Prevention of Healthcare Associated Infections has been the focus of Infection Prevention and Quality Initiatives for more than two decades, and multidrug resistant organisms are responsible for many of these infections, further complicating their treatment. In addition to strengthening antimicrobial stewardship practices, and improving adherence to standard precautions (including hand hygiene), contact precautions for patients colonized or infected with multidrug resistant organisms have been recommended and widely adopted to prevent horizontal transmission in the acute care healthcare setting. However, the data supporting these recommendations derives predominantly from epidemic rather than endemic settings, where the burden of transmission as well as the transmission rate is by definition high.
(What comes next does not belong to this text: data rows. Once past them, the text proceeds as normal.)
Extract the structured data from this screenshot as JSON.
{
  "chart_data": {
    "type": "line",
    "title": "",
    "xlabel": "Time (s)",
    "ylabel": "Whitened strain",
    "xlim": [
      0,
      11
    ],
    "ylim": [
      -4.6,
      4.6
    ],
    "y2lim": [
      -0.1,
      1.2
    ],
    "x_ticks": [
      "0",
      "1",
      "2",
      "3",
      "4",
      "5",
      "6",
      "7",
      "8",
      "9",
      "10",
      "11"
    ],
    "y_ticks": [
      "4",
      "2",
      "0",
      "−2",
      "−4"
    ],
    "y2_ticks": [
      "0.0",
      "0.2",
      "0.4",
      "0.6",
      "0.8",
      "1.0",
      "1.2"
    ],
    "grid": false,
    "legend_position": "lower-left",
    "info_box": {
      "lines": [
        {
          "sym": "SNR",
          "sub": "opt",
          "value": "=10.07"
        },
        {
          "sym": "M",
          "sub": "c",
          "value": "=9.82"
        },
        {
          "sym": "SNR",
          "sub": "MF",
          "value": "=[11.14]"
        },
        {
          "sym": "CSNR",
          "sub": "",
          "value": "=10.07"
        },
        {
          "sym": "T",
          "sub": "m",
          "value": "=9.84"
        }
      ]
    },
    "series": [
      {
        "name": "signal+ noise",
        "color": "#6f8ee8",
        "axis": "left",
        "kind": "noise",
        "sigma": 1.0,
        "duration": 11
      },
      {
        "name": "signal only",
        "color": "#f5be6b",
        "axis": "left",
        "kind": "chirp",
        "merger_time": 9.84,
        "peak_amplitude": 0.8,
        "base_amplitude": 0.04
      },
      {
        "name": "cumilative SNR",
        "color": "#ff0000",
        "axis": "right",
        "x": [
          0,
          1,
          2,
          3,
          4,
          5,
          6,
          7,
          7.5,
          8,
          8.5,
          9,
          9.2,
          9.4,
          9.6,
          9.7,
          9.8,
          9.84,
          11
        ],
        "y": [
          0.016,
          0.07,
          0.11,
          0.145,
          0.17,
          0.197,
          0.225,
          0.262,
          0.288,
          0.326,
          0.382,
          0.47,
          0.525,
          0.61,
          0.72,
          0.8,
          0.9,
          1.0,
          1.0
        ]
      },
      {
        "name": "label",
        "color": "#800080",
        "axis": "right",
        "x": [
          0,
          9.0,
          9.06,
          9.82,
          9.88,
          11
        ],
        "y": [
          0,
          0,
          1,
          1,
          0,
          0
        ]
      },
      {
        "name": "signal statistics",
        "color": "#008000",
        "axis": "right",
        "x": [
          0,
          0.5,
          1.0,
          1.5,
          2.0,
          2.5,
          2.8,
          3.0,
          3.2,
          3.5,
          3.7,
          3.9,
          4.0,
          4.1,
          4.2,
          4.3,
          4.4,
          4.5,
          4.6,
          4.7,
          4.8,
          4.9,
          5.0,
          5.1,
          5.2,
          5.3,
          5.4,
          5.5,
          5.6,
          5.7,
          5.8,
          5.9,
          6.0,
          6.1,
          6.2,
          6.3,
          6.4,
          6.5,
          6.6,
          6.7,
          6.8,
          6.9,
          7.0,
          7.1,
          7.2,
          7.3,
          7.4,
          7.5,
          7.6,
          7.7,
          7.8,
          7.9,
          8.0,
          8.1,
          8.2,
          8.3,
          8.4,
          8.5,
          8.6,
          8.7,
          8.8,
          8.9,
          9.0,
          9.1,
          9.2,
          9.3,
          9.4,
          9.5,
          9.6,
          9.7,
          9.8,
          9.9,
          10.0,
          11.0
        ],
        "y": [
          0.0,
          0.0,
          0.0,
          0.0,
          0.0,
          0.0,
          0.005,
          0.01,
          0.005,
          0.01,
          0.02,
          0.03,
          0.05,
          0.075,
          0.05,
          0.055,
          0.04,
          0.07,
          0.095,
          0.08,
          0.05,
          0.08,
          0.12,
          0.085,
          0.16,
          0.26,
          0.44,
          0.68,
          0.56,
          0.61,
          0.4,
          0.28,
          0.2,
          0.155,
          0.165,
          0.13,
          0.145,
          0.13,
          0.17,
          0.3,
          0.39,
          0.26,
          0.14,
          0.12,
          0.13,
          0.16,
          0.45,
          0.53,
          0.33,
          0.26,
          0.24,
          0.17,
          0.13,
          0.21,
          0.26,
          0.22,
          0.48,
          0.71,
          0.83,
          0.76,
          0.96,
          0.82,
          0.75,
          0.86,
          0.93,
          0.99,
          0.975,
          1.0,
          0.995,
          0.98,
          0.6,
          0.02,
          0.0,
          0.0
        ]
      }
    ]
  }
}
Guidelines underscore the importance of a basic multiprong approach that includes education around epidemiologically important organisms, hand hygiene, contact precautions, environmental cleaning and antimicrobial stewardship. Additional measures recommended in the outbreak setting, such as active screening for MDR GNR, MRSA and VRE, alerts for previous positives with pre-emptive CP, and cohorting of patients and staff, etc have also been proposed on occasion. The presenter will discuss the strengths and weaknesses of these strategies when used alone or in conjunction, and will argue that the focus on the primacy of contact precautions in acute care settings is misplaced for most MDR organisms. Alternative focus and practices will be proposed.

Francesca J Torriani, is a Professor of Medicine in the Division of Infectious Diseases (ID) at the University of California, San Diego (UCSD). She received her M.D. in 1985 from the University Medical School in Lausanne, Switzerland and joined UCSD’s faculty in 1995.In addition to her clinical work, she serves as the Medical Director of the UCSD Health IPCE. Dr. Torriani helped create the legislation on HAI and Antimicrobial Stewardship reporting in California. She continues on the Metrics Group for CA HAI Reporting, an independent group of experts on best standards and methods for HAI prevention. She is well published (>75).